When she was 16, Nardini's elder brother was killed in a car accident. She was on the point of giving up acting and training to become a drama teacher when she was offered the part of Anna in This Life.

In 2024, Nardini qualified as a psychotherapist.

==Career==
She played ruthless estate agent, Meredith McIlvanney, in the Annie Griffin comedy-drama New Town, shown on BBC Four in February 2009, for which she won a Scottish BAFTA. Other television appearances include Reckless (1997); Big Women (1998); Undercover Heart (1998); Love in the 21st Century (1999); Tube Tales (1999); Rough Treatment (2000); Sirens (2002); Outside the Rules (2002) and Quite Ugly One Morning (2004).
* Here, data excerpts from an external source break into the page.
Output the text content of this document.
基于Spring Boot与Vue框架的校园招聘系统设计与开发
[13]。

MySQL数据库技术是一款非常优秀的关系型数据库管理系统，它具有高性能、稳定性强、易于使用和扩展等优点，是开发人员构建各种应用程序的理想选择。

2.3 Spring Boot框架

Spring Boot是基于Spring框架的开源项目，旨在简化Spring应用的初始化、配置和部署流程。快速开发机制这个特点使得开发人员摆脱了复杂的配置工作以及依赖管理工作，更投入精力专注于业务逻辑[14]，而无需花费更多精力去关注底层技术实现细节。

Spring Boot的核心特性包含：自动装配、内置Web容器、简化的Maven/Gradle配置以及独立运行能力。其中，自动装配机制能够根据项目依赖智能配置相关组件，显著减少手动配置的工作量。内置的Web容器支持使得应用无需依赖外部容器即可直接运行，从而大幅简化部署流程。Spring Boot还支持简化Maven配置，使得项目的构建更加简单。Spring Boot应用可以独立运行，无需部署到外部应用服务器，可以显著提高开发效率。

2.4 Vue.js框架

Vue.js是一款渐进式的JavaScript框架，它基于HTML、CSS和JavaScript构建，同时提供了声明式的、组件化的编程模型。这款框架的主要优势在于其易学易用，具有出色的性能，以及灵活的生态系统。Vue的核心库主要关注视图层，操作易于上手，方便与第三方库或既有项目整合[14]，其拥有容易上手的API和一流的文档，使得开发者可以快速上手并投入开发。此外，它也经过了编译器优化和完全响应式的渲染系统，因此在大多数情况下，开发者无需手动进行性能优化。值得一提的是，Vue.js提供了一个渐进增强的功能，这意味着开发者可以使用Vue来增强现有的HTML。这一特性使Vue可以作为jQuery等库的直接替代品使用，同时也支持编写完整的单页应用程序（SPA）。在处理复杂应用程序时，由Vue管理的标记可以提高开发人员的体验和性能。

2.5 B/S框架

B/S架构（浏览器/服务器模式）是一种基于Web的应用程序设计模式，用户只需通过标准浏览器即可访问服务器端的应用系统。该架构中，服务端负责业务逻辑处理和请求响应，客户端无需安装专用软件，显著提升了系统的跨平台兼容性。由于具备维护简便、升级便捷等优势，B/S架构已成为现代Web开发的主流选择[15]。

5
She appeared as Lady Huntly in the four-hour BBC epic Gunpowder, Treason & Plot in 2004, and played a shopaholic in Shiny, Shiny Bright New Hole in My Heart, again for the BBC, in 2006. Also in 2006, she reprised the role of Anna Forbes for the 10th anniversary reunion episode of This Life (This Life +10), which was shown on BBC Two in January 2007, and in November 2007, she read a story for Junior Jackanory on CBeebies. She appeared in an episode of the Inspector Morse spin-off series Lewis in 2008. In 2010 she also appeared in an episode of "Vera" entitled "The Crow Trap" based on the book by Ann Cleeves.

She has appeared in several films, including Elephant Juice (1999), written by This Life creator Amy Jenkins; Cargo (2004), and Festival (2005), a film comedy about the Edinburgh Festival. Although the film was not well received by critics and performed poorly at the box office, it was nominated for six Scottish BAFTAs.
She also has extensive stage experience including the lead role in David McVicar's production of Camille at the Lyric, Hammersmith in 2003; Top Girls at the Citizens Theatre, Glasgow (2004) and Cue Deadly at the Riverside Studios (2004). In 2005, Nardini appeared in the title role in Etta Jenks at the Finborough Theatre, London. Between July and October 2009, she appeared in A Streetcar Named Desire at the Donmar Warehouse in London.

In 2007 Nardini played Servalan in B7 Productions Blake's 7 Audio adventures.

In late November 2012, Nardini joined the cast of BBC One's drama Waterloo Road for the third instalment of its eighth series, filming on location in Greenock, Scotland. Her character, Esther Fairclough, is a passionate, driven but maverick science teacher who has an unconventional approach to inspiring her pupils. Nardini says: "Esther is mildly dangerous with the potential to get more so. She is passionate about her cause but unfortunately doesn't know how to encourage and promote her views without getting carried away."

Nardini plays Chris Guthrie's mother in the 2015 film Sunset Song.

In 2025, Psychology Today listed Nardini as a qualified and practising psychotherapist, having qualified the previous year.

==Personal life==
In an interview in 2020, Nardini said she lived in Glasgow with her daughter.